Urethral stricture


A urethral (u-REE-thrul) stricture involves scarring that narrows the tube that carries urine out of the body, called the urethra. As a result of a stricture, less urine comes out of the bladder. This can cause problems in the urinary tract, such as infection.


Symptoms of urethral stricture can include:

  • Weak urine stream.
  • Bladder not emptying all the way.
  • Spraying urine.
  • Finding it hard or painful to pass urine.
  • Passing urine more often or feeling the need to pass urine more often.
  • Urinary tract infection.


Scar tissue, which can narrow the urethra, can be due to:

  • A medical procedure that involves putting a tool, such as an endoscope, into the urethra.
  • A tube that's put into the urethra to drain the bladder, called a catheter.
  • Trauma or injury to the urethra or pelvis.
  • An enlarged prostate or having had surgery to remove or reduce an enlarged prostate gland.
  • Cancer of the urethra or prostate.
  • Sexually transmitted infections.
  • Radiation therapy.
  • A skin condition that causes patchy, discolored, thin skin that often affects the genital area, called lichen sclerosus.

Urethral stricture is much more common in males than in females. Often the cause is unknown.


To make a diagnosis, a member of your health care team will ask about your symptoms and your medical history and do an exam. Tests that can help find where the stricture is, how long it is and what's causing it might include:

  • Urine tests. These look for infection, blood or cancer in the urine.
  • Urinary flow test. This measures the urine flow and how strong it is.
  • Urethral ultrasound. This shows how long the stricture is.
  • Pelvic ultrasound. This looks at whether there's still urine in the bladder after emptying it.
  • Pelvic MRI scan. This looks at the pelvic bone to see how it's involved with the condition.
  • Retrograde urethrogram. This test uses X-ray images to look for a problem or injury of the urethra. It also shows how long the stricture is and where it is.
  • Cystoscopy. This uses a thin, tubelike tool that has a lens, called a cystoscope. The tool looks inside the urethra and bladder.

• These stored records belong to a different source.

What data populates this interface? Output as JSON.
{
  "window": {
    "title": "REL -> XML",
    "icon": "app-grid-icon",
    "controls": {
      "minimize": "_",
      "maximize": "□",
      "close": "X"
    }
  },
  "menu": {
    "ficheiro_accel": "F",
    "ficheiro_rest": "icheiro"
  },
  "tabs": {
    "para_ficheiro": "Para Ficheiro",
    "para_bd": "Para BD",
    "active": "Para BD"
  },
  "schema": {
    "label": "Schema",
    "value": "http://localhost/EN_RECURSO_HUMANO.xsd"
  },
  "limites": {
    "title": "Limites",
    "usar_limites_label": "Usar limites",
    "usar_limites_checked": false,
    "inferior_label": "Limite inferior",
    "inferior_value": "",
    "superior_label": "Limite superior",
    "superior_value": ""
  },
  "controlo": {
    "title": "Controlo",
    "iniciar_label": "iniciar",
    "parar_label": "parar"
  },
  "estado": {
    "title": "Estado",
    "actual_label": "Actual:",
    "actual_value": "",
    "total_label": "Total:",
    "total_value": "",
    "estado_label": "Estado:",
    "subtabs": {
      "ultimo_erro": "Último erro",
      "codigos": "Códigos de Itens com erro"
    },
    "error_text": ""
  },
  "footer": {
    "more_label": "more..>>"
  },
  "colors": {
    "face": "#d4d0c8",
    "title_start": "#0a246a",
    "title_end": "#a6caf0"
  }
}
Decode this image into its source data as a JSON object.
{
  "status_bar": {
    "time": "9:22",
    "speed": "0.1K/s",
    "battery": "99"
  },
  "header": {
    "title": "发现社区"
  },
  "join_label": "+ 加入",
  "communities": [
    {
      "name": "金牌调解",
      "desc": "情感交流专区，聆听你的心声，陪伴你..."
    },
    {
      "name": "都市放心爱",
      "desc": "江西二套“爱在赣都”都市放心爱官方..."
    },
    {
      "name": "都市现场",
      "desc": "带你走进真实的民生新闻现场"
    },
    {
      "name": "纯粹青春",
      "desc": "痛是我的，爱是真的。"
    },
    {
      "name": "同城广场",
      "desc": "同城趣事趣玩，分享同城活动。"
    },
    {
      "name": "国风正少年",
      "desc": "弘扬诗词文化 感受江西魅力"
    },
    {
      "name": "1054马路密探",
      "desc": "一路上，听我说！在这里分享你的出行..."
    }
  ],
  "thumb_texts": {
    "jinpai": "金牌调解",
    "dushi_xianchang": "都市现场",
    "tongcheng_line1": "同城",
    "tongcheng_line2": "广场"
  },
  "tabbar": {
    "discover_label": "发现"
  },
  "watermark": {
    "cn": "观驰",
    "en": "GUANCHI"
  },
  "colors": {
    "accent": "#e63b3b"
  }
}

Treatment might depend on the type of stricture, its size and how bad the symptoms are. Treatments can include:

  • Catheterization. Putting a small tube called a catheter into the bladder to drain urine is often the first step for treating urine blockage. Antibiotics treat an infection if there is one. Self-catheterization might be a choice for those diagnosed with a short stricture.
  • Widening, called dilation. This starts with a tiny wire put through the urethra and into the bladder. Larger and larger dilators pass over the wire to increase the size of the opening of the urethra little by little. This outpatient procedure may be a choice to treat recurrent urethral strictures.
  • Urethroplasty. This involves surgically removing the narrowed section of the urethra or making it larger. The procedure might also involve rebuilding tissues around the urethra.

    Tissues from other areas of the body, such as the skin or mouth, may be used as a graft during the process. The chance of urethral stricture coming back after a urethroplasty is low.

  • Endoscopic urethrotomy. This procedure uses a thin, tubelike tool that has a lens, called a cystoscope. The cystoscope goes into the urethra. Then a tool is put through the cystoscope to remove the stricture or treat it with a laser.

    This surgical procedure has a faster recovery than do some other procedures. It doesn't leave much scarring, and the risk of infection is low. However, urethral stricture can come back after this procedure.

  • Implanted stent or long-term catheter. This treatment might be for people with a severe stricture who don't want surgery. A tube, called a stent, is put into the urethra to keep it open, Or a permanent catheter is put in to drain the bladder.

    These procedures have a risk of bladder irritation, discomfort and urinary tract infections. They also need to be watched closely. Urethral stents are rarely used.